## File Operation - Read and Write Files 

### File handling is a crucial part of any programming language. Python provides built-in functions and methods to read from and write to files, both text and binary. This notepad covers the basics of file handling, including reading and writing text files and binary files.

In [3]:
### This example illustrates reading the whole fle

with open("text_to_read.txt", "r") as file:
    file_contents = file.read()
    print(f"Reading the content of the file: \n\n {file_contents}")

Reading the content of the file: 

 This is a sample text file which will be used to for illustration purpose
--------------------------------------------------------------------------------

Python is a powerful, high-level programming language valued for its simplicity, flexibility, and extensive ecosystem. 
Its clean syntax enables rapid development, while dynamic typing and vast libraries make it highly adaptable. 
Python excels in automation, data analysis, web applications, and especially artificial intelligence and machine learning,
thanks to frameworks like TensorFlow, PyTorch, and Scikit-learn.
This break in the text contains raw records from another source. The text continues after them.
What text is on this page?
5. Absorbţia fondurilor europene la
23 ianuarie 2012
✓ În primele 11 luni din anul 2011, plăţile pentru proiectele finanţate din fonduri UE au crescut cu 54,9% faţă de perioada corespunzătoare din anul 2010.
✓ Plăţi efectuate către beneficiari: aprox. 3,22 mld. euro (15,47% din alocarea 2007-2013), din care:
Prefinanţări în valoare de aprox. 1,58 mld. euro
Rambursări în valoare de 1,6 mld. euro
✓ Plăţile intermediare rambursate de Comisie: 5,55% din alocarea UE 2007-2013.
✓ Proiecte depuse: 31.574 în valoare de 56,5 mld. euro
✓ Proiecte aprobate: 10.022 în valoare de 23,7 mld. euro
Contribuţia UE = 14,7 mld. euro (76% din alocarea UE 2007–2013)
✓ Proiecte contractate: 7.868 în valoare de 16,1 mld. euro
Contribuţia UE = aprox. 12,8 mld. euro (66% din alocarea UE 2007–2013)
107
It supports object-oriented, functional,
and procedural paradigms, making it versatile for diverse use cases. With strong community support, seamless integration 
with other technologies, and cross-platform portability, Python empowers developers to build efficient, scalable, 
and innovative solutions across AI, data science, and enterprise applications.


### Lets see various possible ways to read the file

#### 1. Using `for` loop directly on file object (most Pythonic ✅)

In [6]:
with open("text_to_read.txt", "r") as f:
    for line in f: # reads the file line by line
        print(line.strip()) # I am using strip(), because it return a copy of the string with leading and trailing whitespace removed.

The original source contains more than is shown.